THE 1980s CAMPUS MOOD appropriated a weapon from the arsenal of the 1960s last week, as the sit-in returned to Harvard after a hiatus of several years. Only this time the site was Lamont Library, not some administrative meeting, and the demand was not for Black or women's studies, or for an end to Harvard's involvement in war-making, but for longer library hours.

This curious disparity between means and ends left not a few people confused, including several demonstrators. When librarian Heather E. Cole asked the 70 or so students who sat in their places after Lamont's closing hour whether they were prepared to leave, a lone protester shouted "Hell, no! We won't go!" Before the protest, organizers for GUERRILLA, the student activist group that planned the sit-in, said they would leave the library if administrators called the police.

GUERRILLA organizers noted that they did not intend their protest as a revival of '60s activism. And echoes of Vietnam protests and talk of police intervention were clearly out of key at a protest whose goal, after all, was simply to get the University to provide a round-the-clock studying area. The GUERRILLA members were rightly fed up at the snail's pace of the University's bureacruatic channels, and when Archie C. Epps III, dean of students, suggested to some at the sit-in that they bring their plan before the Committee on Houses and Undergraduate Life (CHUL), they pointed out that avenue had already proved fruitless.

The GUERRILLA sit-in showed two things. First, it was clearly effective: it got Dean Epps out at 1 a.m., and it got a 24-hour study area for freshmen in the Greenhouse Cafe (upperclassmen can already use their dining halls). Students with other complaints should note GUERRILLA's success, and realize that direct action can sometimes gain administrators' ears and solutions to problems where the "established channels" are sluggish. Ideally administrators would be more open to students' needs, but until the administration changes, students will have to act as well as talk.

But there was also a forlorn note to Tuesday night's protest, deepened by the occasional echoes of the conventions of 1960s protests. In that era, and as recently as the 1978 candlelight march protesting Harvard's South Africa-related investments, demonstrations sprang from a current of altruism. Today, as students devote ever more energy and time to the pursuit of their own advancement up the professional ladder of their choice, the weak sparks of protest spring instead from self-interest.
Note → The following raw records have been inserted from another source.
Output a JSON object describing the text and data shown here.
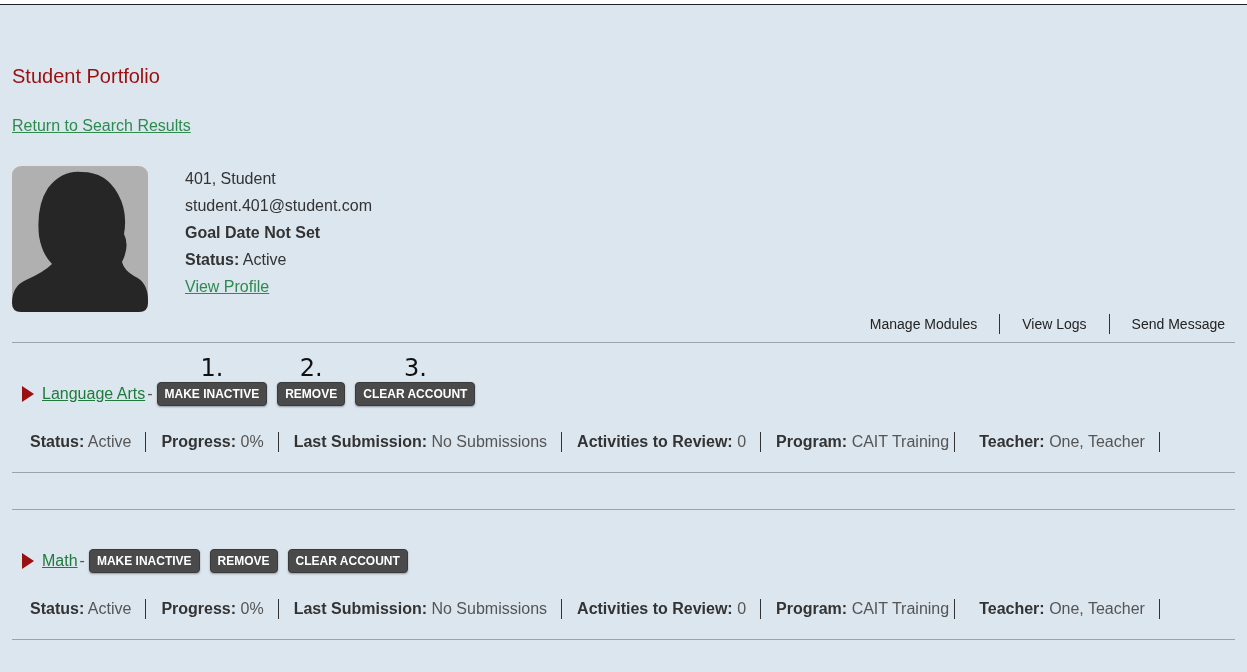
{
  "title": "Student Portfolio",
  "back_link": "Return to Search Results",
  "student": {
    "name": "401, Student",
    "email": "student.401@student.com",
    "goal": "Goal Date Not Set",
    "status_label": "Status:",
    "status_value": "Active",
    "profile_link": "View Profile"
  },
  "actions": [
    "Manage Modules",
    "View Logs",
    "Send Message"
  ],
  "courses": [
    {
      "name": "Language Arts ",
      "separator": "-",
      "buttons": [
        {
          "label": "MAKE INACTIVE",
          "annotation": "1."
        },
        {
          "label": "REMOVE",
          "annotation": "2."
        },
        {
          "label": "CLEAR ACCOUNT",
          "annotation": "3."
        }
      ],
      "stats": [
        {
          "label": "Status:",
          "value": "Active"
        },
        {
          "label": "Progress:",
          "value": "0%"
        },
        {
          "label": "Last Submission:",
          "value": "No Submissions"
        },
        {
          "label": "Activities to Review:",
          "value": "0"
        },
        {
          "label": "Program:",
          "value": "CAIT Training"
        },
        {
          "label": "Teacher:",
          "value": "One, Teacher"
        }
      ]
    },
    {
      "name": "Math ",
      "separator": "-",
      "buttons": [
        {
          "label": "MAKE INACTIVE"
        },
        {
          "label": "REMOVE"
        },
        {
          "label": "CLEAR ACCOUNT"
        }
      ],
      "stats": [
        {
          "label": "Status:",
          "value": "Active"
        },
        {
          "label": "Progress:",
          "value": "0%"
        },
        {
          "label": "Last Submission:",
          "value": "No Submissions"
        },
        {
          "label": "Activities to Review:",
          "value": "0"
        },
        {
          "label": "Program:",
          "value": "CAIT Training"
        },
        {
          "label": "Teacher:",
          "value": "One, Teacher"
        }
      ]
    }
  ]
}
Students once used forms of protest like the sit-in to demand changes in a system they found reprehensible; today students use those forms to demand that they be allowed to participate in that system as effectively as possible. Let GUERRILLA and other students protest for longer library hours and the other little things that Harvard can do to make life easier for them; but let them do so only after they can say with truth that they have also protested about far worse problems that afflict people everywhere.